While DIPAM guidelines, which CIL is implementing this year, mandate a minimum five per cent of its net worth or 30 per cent of its net profit be given out as dividend, the coal behemoth, according to company estimates, is expected to pay a Rs 16,600-crore interim dividend. In this case, this amount will mean a decline of 44 per cent in its net worth or a payout of 2.6 times its net profit — both far exceeding the minimum benchmark of the DIPAM guidelines.
According to CIL officials, the company’s cash reserves are estimated at around Rs 38,000 crore and analysts said the company’s net worth stood at Rs 37,300 crore as of September 30, 2016.

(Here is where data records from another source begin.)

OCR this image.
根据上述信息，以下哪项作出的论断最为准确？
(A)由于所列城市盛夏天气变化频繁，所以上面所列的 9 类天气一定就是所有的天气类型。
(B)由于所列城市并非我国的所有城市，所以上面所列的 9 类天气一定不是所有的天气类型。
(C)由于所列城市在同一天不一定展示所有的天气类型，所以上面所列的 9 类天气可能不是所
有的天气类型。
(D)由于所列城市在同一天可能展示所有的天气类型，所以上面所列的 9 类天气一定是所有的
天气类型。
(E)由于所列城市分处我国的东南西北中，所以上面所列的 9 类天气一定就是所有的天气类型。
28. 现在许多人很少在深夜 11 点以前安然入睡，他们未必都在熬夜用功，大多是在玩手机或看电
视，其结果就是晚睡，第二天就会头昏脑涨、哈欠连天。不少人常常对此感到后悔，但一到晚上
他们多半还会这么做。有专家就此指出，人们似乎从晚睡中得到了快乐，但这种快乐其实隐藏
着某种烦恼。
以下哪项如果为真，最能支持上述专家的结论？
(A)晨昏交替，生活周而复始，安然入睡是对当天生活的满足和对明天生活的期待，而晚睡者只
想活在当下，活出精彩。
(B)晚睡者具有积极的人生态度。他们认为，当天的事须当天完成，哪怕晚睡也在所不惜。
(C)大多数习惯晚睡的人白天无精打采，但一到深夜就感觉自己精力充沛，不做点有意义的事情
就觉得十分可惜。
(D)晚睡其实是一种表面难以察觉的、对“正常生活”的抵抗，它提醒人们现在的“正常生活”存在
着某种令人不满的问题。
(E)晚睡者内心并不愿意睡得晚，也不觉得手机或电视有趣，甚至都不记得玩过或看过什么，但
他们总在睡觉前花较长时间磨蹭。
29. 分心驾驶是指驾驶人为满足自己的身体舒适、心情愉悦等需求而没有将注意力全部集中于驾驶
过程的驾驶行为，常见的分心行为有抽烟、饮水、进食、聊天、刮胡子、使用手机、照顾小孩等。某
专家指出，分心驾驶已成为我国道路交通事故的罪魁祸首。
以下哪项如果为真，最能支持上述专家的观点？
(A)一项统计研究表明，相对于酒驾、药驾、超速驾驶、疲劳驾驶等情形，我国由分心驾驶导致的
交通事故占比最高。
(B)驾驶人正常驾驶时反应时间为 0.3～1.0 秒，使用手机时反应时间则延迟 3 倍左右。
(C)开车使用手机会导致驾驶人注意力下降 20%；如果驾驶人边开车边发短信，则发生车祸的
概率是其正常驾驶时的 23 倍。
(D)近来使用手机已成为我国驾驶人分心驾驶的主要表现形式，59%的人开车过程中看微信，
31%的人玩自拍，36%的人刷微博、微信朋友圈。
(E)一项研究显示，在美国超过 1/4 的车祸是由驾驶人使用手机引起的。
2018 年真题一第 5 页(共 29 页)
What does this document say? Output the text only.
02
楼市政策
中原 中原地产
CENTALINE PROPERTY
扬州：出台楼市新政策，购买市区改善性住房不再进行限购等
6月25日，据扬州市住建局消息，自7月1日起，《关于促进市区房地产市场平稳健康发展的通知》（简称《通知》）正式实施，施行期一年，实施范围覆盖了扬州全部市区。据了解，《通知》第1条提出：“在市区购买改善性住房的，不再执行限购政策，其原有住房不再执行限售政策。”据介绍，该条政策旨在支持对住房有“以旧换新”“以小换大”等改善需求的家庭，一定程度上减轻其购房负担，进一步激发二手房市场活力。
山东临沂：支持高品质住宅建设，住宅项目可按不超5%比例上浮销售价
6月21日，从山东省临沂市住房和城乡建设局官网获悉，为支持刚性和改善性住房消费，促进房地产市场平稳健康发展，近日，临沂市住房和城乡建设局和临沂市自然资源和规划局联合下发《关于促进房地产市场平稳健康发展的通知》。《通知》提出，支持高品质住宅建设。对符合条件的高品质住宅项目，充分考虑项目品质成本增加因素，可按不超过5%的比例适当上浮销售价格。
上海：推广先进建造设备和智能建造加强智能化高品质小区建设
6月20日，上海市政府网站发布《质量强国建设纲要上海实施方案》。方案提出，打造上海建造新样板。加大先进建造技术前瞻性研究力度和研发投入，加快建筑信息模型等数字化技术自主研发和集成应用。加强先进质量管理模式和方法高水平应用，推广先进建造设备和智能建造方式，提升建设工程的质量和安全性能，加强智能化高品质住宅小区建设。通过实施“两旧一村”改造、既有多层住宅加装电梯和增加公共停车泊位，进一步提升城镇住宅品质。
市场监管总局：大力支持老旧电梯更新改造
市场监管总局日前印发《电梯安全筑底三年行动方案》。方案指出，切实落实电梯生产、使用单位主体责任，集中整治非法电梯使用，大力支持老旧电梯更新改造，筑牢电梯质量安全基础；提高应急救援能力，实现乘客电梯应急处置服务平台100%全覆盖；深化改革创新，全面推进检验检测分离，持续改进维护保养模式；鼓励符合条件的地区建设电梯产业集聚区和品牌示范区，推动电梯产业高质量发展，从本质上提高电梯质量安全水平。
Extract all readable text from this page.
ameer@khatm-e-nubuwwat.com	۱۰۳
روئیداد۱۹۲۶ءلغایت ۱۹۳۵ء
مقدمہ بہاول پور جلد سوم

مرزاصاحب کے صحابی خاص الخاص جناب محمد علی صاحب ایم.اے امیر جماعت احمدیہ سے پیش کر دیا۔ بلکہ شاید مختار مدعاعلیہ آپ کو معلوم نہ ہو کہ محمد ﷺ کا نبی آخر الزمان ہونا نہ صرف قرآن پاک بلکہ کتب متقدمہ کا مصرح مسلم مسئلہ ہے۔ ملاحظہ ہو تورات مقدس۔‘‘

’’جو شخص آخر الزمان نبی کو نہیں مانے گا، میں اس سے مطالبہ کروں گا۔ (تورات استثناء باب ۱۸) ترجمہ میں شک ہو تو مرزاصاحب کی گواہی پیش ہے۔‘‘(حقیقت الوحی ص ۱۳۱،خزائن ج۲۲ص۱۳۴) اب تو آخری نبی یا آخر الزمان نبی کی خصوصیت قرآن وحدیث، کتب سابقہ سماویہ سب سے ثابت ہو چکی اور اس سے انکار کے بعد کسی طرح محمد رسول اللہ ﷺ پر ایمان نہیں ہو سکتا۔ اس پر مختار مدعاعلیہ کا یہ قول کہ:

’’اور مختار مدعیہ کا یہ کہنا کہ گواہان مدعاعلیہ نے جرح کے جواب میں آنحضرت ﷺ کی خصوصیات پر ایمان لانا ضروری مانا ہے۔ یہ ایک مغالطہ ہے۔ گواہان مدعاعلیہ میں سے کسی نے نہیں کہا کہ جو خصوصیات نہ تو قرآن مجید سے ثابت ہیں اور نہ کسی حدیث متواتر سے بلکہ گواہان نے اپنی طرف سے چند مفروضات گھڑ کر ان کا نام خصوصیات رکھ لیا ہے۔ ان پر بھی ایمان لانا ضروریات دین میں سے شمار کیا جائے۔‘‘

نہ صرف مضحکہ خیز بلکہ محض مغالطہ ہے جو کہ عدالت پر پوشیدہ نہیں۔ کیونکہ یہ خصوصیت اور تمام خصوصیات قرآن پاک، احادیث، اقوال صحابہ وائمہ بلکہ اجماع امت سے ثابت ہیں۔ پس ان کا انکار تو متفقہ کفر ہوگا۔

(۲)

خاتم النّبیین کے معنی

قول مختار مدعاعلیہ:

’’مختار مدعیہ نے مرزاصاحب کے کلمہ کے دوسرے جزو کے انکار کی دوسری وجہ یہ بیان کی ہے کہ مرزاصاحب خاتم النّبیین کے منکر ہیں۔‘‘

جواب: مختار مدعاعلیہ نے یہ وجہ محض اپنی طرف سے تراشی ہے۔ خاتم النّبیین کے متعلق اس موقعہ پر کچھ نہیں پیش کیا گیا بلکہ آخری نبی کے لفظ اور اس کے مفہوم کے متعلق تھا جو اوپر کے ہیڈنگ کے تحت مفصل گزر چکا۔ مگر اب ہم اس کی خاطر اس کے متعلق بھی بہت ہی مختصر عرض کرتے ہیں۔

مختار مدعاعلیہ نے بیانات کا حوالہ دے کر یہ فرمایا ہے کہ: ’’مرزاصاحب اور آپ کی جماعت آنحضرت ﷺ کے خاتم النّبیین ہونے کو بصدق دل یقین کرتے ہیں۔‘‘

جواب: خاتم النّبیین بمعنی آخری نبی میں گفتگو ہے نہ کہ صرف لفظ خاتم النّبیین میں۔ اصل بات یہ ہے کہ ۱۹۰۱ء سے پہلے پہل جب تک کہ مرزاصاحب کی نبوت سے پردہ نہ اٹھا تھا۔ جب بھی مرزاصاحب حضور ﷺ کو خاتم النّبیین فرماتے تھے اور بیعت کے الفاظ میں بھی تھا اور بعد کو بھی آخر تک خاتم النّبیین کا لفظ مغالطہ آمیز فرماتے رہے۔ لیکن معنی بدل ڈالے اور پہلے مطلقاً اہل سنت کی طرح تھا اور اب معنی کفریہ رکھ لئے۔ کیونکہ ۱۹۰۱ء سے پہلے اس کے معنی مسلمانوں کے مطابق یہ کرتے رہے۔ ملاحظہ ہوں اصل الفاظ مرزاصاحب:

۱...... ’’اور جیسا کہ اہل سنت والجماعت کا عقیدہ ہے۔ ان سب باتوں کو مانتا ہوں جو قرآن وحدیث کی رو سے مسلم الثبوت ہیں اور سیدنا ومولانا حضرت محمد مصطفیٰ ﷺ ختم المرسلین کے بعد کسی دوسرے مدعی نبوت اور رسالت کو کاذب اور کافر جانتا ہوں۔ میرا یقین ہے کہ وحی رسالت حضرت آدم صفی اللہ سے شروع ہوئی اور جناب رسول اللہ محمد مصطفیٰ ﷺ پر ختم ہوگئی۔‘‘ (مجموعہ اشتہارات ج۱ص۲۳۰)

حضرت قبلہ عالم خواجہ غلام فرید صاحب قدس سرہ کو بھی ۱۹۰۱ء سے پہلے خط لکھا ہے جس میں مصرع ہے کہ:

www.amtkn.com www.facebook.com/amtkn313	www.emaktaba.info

The cash reserves exceed the company’s net worth as CIL sets aside an amount of Rs 4,387 crore for a mine closure plan. “The payout will not much affect CIL’s operations as it is very cash-rich. Besides, shareholders expect a 12 per cent return on equity,” an analyst with brokerage firm, Motilal Oswal told Business Standard. CIL, as interim dividend, will pay Rs 18.75 per share, which has a face value of Rs 10.
The Centre, with its 79.11 per cent stake, is poised to receive Rs 13,132.26 crore while the Central Public Sector Enterprise Exchange Traded Fund (CPSE ETF) will receive Rs169.32 crore. The public shareholders, who have a 19.87 per cent stake, will be eligible for Rs 3,298.42 crore.
According to a senior CIL official, the dividend is being funded 90 per cent by its subsidiaries while the rest 10 per cent outgo will happen from its own reserves. Thus, of the total estimated dividend payout, the subsidiaries are expected to contribute a total of Rs 14,940 crore, which has been raised by a mix of share buybacks and dividend paid by subsidiaries.
Mahanadi Coalfields, which is buying back 24.24 per cent of its equity and thereby releasing Rs 1,617.06 crore from its coffers to fund the interim dividend, is the closest to meet the DIPAM guidelines. It is followed by Northern Coalfields, which is buying back 23.14 per cent of its shares and paying Rs 1,244.12 crore to its mother company, CIL.
South Eastern Coalfields Ltd, the largest subsidiary is however, buying back 16.94 per cent of its shares and paying Coal India Rs 1,200.19 crore. Central Coalfields Ltd (CCL), which had earlier consented to a buyback, later opted to fall out after revaluating itself by a merchant banker. Together, through the final buyback process, Coal India will fund 24.5 per cent or Rs 4,061.37 crore of the dividend amount via buybacks.
“The subsidiaries are also paying us dividend, which will fund the interim dividend payout,” a senior Coal India executive told Business Standard, adding that although CCL had opted out of the buyback, it will pay dividend to Coal India to fund the process on Wednesday.
According to estimates, the subsidiaries together are raising Rs 10,878.63 crore as the dividend payable to Coal India which will finally be disbursed to the company’s shareholders. The balance Rs 1,660 crore for the interim dividend is being arranged internally by Coal India.
According to the official quoted earlier, the payout will result in an immediate shrinkage of 43 per cent in Coal India’s consolidated cash reserves of Rs 38,000 crore, the majority of which is held by its subsidiary companies.
The analyst with Motilal Oswal cautions that with a massive dividend payout this time, Coal India, in the next financial year may not be able to pay another hefty dividend which exceeds the current sum.